Run pipelines on the given datasets and evaluate the performance.

The pipelines are used to analyze the given signals and later on the detected anomalies are scored against the known anomalies using the indicated metrics.

Finally, the scores obtained with each metric are averaged accross all the signals, ranked by the indicated metric and returned on a pandas.DataFrame.

Parameters
  • pipelines (dict or list) – dictionary with pipeline names as keys and their JSON paths as values. If a list is given, it should be of JSON paths, and the paths themselves will be used as names. If not give, all verified pipelines will be used for evaluation.

  • datasets (dict or list) – dictionary of dataset name as keys and list of signals as values. If a list is given then it will be under a generic name dataset. If not given, all benchmark datasets will be used used.

  • hyperparameters (dict or list) – dictionary with pipeline names as keys and their hyperparameter JSON paths or dictionaries as values. If a list is given, it should be of corresponding order to pipelines.

  • metrics (dict or list) – dictionary with metric names as keys and scoring functions as values. If a list is given, it should be of scoring functions, and they __name__ value will be used as the metric name. If not given, all the available metrics will be used.

  • rank (str) – Sort and rank the pipelines based on the given metric. If not given, rank using the first metric.

  • test_split (bool or float) – Whether to use the prespecified train-test split. If float, then it should be between 0.0 and 1.0 and represent the proportion of the signal to include in the test split. If not given, use False.

  • detrend (bool) – Whether to use scipy.detrend. If not given, use False.

  • iterations (int) – Number of iterations to perform over each signal and pipeline.
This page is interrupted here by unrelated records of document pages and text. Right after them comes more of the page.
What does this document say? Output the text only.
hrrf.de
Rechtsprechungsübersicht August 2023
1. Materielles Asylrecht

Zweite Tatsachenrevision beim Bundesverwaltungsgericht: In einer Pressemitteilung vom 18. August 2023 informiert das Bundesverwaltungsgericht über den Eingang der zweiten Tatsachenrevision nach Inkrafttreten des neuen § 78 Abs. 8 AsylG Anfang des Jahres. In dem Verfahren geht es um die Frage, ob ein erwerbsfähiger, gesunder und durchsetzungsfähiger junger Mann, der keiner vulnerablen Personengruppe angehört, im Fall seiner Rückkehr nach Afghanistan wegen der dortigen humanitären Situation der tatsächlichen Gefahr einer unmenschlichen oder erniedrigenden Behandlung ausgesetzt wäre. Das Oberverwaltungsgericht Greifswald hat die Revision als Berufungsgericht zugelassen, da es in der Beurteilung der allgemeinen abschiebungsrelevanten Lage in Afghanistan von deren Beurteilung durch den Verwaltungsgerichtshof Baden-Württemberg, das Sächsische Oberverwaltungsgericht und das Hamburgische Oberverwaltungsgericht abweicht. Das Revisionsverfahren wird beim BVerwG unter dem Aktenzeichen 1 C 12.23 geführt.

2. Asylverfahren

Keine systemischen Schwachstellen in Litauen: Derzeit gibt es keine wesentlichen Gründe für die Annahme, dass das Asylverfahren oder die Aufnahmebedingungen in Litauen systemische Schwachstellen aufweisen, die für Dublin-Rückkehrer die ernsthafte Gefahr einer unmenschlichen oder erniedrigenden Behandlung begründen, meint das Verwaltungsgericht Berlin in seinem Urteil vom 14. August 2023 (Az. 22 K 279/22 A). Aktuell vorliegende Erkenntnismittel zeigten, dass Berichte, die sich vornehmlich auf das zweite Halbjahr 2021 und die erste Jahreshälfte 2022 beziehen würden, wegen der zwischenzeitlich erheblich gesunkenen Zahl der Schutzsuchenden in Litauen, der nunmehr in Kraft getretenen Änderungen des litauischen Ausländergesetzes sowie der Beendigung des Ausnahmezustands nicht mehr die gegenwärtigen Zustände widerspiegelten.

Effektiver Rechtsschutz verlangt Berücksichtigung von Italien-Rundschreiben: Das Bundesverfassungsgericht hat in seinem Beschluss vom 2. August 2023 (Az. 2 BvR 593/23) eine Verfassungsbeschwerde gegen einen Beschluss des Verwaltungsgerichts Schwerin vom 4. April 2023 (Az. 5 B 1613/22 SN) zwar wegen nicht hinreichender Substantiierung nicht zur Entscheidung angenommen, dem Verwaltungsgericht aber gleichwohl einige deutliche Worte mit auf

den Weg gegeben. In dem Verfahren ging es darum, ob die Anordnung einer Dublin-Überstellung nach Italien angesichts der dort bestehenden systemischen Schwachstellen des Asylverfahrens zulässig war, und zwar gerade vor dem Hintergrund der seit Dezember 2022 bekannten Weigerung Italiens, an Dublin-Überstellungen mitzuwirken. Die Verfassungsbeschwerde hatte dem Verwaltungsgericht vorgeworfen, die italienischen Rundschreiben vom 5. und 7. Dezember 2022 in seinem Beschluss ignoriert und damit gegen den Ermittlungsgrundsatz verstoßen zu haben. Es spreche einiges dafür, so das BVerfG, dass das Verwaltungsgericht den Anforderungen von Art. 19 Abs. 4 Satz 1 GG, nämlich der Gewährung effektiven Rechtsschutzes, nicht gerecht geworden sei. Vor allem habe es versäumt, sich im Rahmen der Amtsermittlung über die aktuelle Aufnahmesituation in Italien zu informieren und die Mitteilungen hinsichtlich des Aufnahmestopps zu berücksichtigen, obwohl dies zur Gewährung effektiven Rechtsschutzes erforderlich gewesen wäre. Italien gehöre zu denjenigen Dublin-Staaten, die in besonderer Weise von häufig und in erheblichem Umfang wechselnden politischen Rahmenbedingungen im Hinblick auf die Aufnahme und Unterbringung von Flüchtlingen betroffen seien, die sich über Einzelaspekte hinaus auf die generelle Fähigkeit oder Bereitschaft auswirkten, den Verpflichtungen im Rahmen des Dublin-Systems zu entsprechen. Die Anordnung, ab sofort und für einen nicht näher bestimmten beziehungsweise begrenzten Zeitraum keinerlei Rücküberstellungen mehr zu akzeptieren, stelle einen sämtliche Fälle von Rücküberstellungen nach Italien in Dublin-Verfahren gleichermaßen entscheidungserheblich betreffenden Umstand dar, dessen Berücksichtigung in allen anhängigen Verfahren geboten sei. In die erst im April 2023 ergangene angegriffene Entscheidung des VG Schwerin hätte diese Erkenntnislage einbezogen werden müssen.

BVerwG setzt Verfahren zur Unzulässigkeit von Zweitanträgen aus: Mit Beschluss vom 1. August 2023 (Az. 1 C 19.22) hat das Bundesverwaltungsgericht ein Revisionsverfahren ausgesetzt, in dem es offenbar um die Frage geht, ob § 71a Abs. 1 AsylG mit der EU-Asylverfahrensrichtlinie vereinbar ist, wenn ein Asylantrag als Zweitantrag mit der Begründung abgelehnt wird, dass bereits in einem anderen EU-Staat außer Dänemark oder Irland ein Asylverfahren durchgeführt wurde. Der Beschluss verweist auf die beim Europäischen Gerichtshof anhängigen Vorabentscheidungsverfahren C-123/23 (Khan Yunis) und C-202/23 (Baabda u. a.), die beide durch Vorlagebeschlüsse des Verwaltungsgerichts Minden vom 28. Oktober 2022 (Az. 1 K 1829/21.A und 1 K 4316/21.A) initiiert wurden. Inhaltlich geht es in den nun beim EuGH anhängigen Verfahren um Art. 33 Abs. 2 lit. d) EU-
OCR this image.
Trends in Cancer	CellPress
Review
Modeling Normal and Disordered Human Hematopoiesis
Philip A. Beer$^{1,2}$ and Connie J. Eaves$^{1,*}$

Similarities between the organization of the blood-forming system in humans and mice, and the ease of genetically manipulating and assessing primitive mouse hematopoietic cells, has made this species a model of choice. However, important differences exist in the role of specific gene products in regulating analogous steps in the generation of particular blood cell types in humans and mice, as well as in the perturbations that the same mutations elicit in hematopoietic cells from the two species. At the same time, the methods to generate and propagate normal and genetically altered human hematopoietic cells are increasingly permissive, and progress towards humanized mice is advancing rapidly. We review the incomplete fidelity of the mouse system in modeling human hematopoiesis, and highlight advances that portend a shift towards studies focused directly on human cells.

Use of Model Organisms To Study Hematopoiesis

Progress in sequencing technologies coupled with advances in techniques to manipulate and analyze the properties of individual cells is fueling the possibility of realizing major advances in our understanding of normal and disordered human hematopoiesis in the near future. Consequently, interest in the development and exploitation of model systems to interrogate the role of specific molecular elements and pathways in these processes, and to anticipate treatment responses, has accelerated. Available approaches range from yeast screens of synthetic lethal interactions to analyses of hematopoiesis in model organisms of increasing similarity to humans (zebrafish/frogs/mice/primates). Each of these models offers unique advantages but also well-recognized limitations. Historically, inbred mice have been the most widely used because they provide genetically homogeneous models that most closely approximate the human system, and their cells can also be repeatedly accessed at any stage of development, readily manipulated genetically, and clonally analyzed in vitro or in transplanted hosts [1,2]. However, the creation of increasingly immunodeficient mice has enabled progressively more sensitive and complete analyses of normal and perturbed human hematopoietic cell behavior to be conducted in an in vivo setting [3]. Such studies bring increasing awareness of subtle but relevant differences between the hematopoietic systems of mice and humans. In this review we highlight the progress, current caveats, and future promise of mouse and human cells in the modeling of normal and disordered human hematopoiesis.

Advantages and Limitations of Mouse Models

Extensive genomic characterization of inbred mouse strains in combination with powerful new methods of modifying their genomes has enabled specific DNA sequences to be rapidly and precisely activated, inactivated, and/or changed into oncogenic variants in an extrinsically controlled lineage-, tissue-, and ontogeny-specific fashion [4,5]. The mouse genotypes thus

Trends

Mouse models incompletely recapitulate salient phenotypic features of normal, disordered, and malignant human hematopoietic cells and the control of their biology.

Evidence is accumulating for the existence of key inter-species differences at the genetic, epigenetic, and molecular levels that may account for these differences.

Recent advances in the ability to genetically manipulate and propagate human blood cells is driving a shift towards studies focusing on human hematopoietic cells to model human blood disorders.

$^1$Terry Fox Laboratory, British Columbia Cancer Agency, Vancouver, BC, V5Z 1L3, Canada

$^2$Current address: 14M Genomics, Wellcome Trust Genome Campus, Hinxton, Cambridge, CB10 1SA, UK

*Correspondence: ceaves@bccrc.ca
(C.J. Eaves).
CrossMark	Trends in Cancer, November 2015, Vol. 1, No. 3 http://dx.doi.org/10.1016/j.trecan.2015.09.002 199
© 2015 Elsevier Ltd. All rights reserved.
Defaults to 1.

  • workers (int or str) – If workers is given as an integer value other than 0 or 1, a multiprocessing Pool is used to distribute the computation across the indicated number of workers. If the string dask is given, the computation is distributed using dask. In this case, setting up the dask cluster and client is expected to be handled outside of this function.

  • show_progress (bool) – Whether to use tqdm to keep track of the progress. Defaults to True.

  • cache_dir (str) – If a cache_dir is given, intermediate results are stored in the indicated directory as CSV files as they get computted. This allows inspecting results while the benchmark is still running and also recovering results in case the process does not finish properly. Defaults to None.

  • resume (bool) – Whether to continue running the experiments in the benchmark from the current progress in cache_dir.

  • output_path (str) – Location to save the intermediatry results. If not given, intermediatry results will not be saved.

  • pipeline_dir (str) – If a pipeline_dir is given, pipelines will get dumped in the specificed directory as pickle files. Defaults to None.

  • anomaly_dir (str) – If a anomaly_dir is given, detected anomalies will get dumped in the specificed directory as csv files. Defaults to None.

Returns

A table containing the scores obtained with each scoring function accross all the signals for each pipeline.

Return type

pandas.DataFrame